L’erreur au cœur de la connaissance humaine

L’homme lui-même est un produit de cette évolution aléatoire. Il hérite donc de cette propension à l’erreur que porte en elle la vie. Foucault insiste sur la place singulière de l’homme dans l’échelle des êtres. Plus qu’aucun autre animal, il y a en lui du « jeu » qui fait qu’il n’est jamais réductible à l’instinct. Descartes avait perçu déjà que la capacité à se tromper de l’homme n’est pas que faiblesse, car c’est cette capacité qui l’autorise aussi à douter et donc à découvrir que la raison peut se retrouver elle-même par la liberté d’introspection. Il y a chez l’homme un droit « d’errer » qui fait sa grandeur. Paradoxalement, c’est parce qu’il est destiné à l’erreur que l’homme est amené à s’inventer sans cesse et par là à progresser. Le « concept » apparaît alors comme une réponse momentanée et jamais totalement satisfaisante à l’erreur que la connaissance véhicule toujours avec elle. 

Partie III.

L’erreur motrice de l’histoire

Dans la dernière partie du texte, Foucault cautionne la thèse du discontinuisme en épistémologie.
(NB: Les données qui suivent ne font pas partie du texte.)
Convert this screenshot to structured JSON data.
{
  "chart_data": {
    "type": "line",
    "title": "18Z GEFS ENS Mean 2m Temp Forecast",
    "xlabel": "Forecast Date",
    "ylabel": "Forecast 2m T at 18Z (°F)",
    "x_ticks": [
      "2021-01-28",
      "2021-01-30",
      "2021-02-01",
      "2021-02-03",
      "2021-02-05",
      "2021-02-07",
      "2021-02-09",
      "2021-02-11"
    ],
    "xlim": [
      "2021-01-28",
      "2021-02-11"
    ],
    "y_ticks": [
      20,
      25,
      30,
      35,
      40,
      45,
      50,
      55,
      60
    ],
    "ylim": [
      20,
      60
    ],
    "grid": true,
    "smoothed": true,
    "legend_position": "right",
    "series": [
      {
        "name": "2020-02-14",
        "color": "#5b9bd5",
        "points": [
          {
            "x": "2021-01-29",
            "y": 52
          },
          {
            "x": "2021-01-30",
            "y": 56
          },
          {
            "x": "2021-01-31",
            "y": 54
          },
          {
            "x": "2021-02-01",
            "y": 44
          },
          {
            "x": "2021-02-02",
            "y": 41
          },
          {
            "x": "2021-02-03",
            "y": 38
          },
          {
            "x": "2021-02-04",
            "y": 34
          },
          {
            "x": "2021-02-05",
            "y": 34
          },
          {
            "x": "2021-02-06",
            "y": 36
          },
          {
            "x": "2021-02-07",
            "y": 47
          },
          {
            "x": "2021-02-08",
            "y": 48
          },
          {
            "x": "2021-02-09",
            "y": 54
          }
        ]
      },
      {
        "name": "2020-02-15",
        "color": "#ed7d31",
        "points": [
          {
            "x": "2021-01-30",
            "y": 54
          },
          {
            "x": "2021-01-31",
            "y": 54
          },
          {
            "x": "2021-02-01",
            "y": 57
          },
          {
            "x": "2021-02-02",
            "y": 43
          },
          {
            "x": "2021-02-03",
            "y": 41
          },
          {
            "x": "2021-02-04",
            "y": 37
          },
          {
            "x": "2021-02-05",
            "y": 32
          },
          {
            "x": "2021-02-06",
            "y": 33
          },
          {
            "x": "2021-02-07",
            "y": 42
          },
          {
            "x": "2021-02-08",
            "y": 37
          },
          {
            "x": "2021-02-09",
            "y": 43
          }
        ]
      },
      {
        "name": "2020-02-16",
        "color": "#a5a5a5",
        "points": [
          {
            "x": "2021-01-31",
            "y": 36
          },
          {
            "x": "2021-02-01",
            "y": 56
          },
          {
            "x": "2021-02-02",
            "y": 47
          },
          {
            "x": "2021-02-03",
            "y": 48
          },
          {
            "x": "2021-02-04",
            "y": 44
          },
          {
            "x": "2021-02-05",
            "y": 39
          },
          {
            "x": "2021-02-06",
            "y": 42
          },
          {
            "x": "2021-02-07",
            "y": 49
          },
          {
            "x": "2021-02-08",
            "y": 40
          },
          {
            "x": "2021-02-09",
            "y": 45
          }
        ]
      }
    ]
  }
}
Les progrès scientifiques ne peuvent procéder que par « saut », car ils ne sont jamais que le reflet à l’échelle de l’histoire du principe de la vie, d’une évolution par mutation soudaine. Les hypothèses du XVIIe siècle sur le progrès continu des sciences, hypothèse soutenue par exemple par Pascal dans sa Préface au Traité du vide, manquent la dimension essentielle de ce qui fait le progrès de l’humanité : l’erreur comme moteur des connaissances. Foucault y insiste : l’erreur n’est pas ce qui attend d’être rectifié par la découverte de la vérité, mais le surgissement d’une hypothèse qui a sa valeur en elle-même comme toute espèce nouvelle, fut-elle une anomalie à nos yeux.

Vos réactions

Explication de Texte

Le corrigé se rapporte trop au connaissance de Foucault je pense que peut de gens on fait des choses dans ce genre peut être un corrigé plus simple peut être proposé.

Texte de TS

Votre corrigé est une plaisanterie s'il s'adresse à un élève de terminale et non pas à un collègue agrégé.... Les termes employés ne sont pas ceux maîtrisés par un élève d'un lycée : le "paradigme", le débat Canguilhem/fFoucault, le "discontinuisme en épistémologie"... Et on ne leur en demande pas tant. C'est pourquoi ce texte était scandaleusement incompréhensible. Rappelons que les scientifiques n'ont que 3 heures de cours par semaine.